|
Ankara’da emek ve demokrasi güçlerinin çağrısıyla Kolej Meydanı’nda yapılan “Açlığa, yoksulluğa, işsizliğe ve zamlara hayır” mitinginde emekçiler “Krizin bedelini ödemeyeceklerini” haykırdılar.
Aralarında TMMOB, KESK, Türk-İş, siyasi partileri ve demokratik kitle örgütlerinin bulunduğu çok sayıda emek ve meslek örgütü tarafından düzenlenen miting Gençlik Parkı önünde başladı.
“Açlığa, yoksulluğa, işsizliğe ve zamlara hayır” ve “25 Kasım’da grevdeyiz” yazılı ana pankartlar arkasında yürüyüşe geçen emekçiler, mitingin yapılacağı Kolej Meydanı’na geldiler. Yürüyüş boyunca, “Emekçiler el ele, genel greve”, “sermaye mezara emek iktidara”, “üreten biziz yöneten de biz olacağız” sloganları atılarak 25 Kasım’da KESK ve Kamu-Sen tarafından yapılacak uyarı grevine çağrı yapıldı.

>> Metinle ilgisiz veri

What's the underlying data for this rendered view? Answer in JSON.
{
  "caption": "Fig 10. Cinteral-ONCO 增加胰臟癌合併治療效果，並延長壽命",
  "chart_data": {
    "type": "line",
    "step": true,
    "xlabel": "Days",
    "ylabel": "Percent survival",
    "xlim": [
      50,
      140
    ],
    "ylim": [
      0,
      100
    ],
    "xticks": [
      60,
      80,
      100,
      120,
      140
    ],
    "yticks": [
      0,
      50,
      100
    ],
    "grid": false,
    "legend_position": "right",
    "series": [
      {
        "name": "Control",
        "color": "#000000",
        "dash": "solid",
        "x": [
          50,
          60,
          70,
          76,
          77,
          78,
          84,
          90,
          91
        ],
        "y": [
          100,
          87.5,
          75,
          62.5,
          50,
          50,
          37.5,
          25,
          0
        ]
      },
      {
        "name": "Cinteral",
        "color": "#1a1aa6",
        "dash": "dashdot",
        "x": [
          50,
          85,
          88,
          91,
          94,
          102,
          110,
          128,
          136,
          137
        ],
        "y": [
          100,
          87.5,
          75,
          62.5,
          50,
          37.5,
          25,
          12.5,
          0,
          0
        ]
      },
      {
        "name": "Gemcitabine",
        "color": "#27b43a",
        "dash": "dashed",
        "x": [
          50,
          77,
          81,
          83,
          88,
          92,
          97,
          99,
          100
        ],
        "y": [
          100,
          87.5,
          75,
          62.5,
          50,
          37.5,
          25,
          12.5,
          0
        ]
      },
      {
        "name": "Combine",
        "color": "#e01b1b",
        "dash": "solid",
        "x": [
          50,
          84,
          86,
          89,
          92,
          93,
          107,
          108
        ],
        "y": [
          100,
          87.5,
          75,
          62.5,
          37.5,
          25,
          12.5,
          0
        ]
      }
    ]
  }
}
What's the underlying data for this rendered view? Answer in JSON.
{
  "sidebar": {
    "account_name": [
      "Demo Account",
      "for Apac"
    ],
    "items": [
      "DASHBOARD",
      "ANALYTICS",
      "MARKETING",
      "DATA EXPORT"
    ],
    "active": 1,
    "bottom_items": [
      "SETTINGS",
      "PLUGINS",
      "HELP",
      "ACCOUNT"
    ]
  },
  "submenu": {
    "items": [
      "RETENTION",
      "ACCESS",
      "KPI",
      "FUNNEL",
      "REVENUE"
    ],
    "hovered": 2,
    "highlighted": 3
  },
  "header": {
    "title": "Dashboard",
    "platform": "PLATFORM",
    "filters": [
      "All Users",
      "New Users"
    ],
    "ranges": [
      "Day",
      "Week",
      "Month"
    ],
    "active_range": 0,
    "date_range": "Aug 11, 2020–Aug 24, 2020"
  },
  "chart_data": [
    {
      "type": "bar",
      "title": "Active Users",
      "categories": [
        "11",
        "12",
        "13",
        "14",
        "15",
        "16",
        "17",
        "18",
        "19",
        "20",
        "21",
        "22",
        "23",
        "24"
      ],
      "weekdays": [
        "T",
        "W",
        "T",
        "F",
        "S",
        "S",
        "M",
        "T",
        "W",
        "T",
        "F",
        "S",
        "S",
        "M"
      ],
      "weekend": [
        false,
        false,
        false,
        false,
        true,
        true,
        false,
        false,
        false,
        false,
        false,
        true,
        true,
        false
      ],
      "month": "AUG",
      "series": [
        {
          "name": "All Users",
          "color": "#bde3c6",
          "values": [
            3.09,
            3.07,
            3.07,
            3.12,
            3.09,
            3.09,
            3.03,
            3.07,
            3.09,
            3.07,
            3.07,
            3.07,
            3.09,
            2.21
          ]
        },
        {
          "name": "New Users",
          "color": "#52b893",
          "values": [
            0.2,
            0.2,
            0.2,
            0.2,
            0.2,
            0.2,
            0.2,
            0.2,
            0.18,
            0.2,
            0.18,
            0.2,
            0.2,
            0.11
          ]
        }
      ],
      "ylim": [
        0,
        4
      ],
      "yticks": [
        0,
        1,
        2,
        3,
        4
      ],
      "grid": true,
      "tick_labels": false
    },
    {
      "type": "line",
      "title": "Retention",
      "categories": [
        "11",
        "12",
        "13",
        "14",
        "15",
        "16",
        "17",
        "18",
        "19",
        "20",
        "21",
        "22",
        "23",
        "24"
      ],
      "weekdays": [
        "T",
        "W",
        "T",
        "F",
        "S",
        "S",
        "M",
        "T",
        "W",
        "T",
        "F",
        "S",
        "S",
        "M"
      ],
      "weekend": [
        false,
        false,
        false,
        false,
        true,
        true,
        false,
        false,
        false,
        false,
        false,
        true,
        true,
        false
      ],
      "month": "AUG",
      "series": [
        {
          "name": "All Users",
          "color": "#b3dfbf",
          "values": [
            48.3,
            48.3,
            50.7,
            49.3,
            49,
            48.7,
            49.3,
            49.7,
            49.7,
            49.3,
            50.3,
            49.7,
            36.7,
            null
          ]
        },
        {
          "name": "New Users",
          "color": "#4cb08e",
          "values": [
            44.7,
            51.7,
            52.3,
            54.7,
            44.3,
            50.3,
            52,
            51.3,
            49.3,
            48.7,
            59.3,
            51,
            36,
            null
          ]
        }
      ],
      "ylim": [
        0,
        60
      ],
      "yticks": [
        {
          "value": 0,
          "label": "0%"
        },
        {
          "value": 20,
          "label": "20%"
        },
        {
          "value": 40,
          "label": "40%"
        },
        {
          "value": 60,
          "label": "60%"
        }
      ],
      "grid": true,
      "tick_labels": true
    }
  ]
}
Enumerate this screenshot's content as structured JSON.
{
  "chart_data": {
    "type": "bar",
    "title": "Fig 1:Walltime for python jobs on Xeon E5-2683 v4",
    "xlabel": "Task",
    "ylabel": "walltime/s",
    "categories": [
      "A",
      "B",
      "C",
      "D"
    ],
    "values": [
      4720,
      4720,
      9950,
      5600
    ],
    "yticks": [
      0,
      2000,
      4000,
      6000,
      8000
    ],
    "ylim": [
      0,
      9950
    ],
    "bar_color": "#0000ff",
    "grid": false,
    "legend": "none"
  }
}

Miting tertip komitesi adına konuşmayı Eğitim Sen 2 Nolu Şube Başkanı Tuğrul Culfa yaptı. Culfa hayata geçirilen IMF politikaları, özelleştirme ve zamlarla halkın yoksulluğa mahkum edildiğini söyledi. Hükümetin krize karşı yalnızca sermayeye destek olduğunu vurgulayan Culfa, işsizlik fonunun sermayeye aktarılmak istenmesine tepki gösterdi. "Kapitalizm, bizlere, emekçi sınıflara gelecek vaat etmiyor" diyen Culfa, yoksulluk ve yolsuzlukla mücadele edeceğini söyleyerek iktidara gelen AKP‘nin yoksullukla mücadeleyi "sadaka" kültürüne çevirdiğini kaydetti. Hükümetin "Deniz Feneri" ve Şaban Dişli yolsuzluklarına sessiz kaldığını hatırlatan Culfa, "AKP‘nin dini imanı paradır, ranttır" dedi. Hükümetin kıdem tazminatlarını budama ve işverenin yükümlülüklerini kamuya ve halka yüklemeye hazırlandığını belirten Culfa, eğitim, sağlık ve sosyal güvenliğin giderek paralı hale getirildiğine dikkat çekti. Culfa, Kürt emekçi ve yoksullarının sorunlarına çözüm bulunması için öncelikle akan kanın durdurularak, eşit, özgür, demokratik bir Türkiye‘de yaşamanın olanaklarının yaratılması gerektiğini vurguladı. Culfa, tüm emekçileri haklarına, geleceklerine birlikte sahip çıkmak için 25 Kasım‘da yapılacak greve çağırdı. KESK Genel Başkanı Sami Evren de, uzun süredir tutuklu bulunan üyelerinin henüz yeni serbest bırakıldığını hatırlatarak, asıl hedefin KESK değil, halkın örgütlenmesini engellemek olduğunu vurguladı. Demokrasinin teminatının sendika ve kitle örgütleri olduğunu kaydeden Evren, bu nedenle tüm baskılara karşı emekçilerin örgütlenmesini istedi. AKP‘nin kamu emekçilerinin TİS ve grev hakkını tanımayacağını bildikleri için 25 Kasım‘da grev haklarını fiili olarak kullanacaklarını belirten Evren, emekçileri greve destek vermeye çağırdı. Miting Grup Günyüzü‘nün ezgileri eşliğinde çekilen halaylarla sona erdi.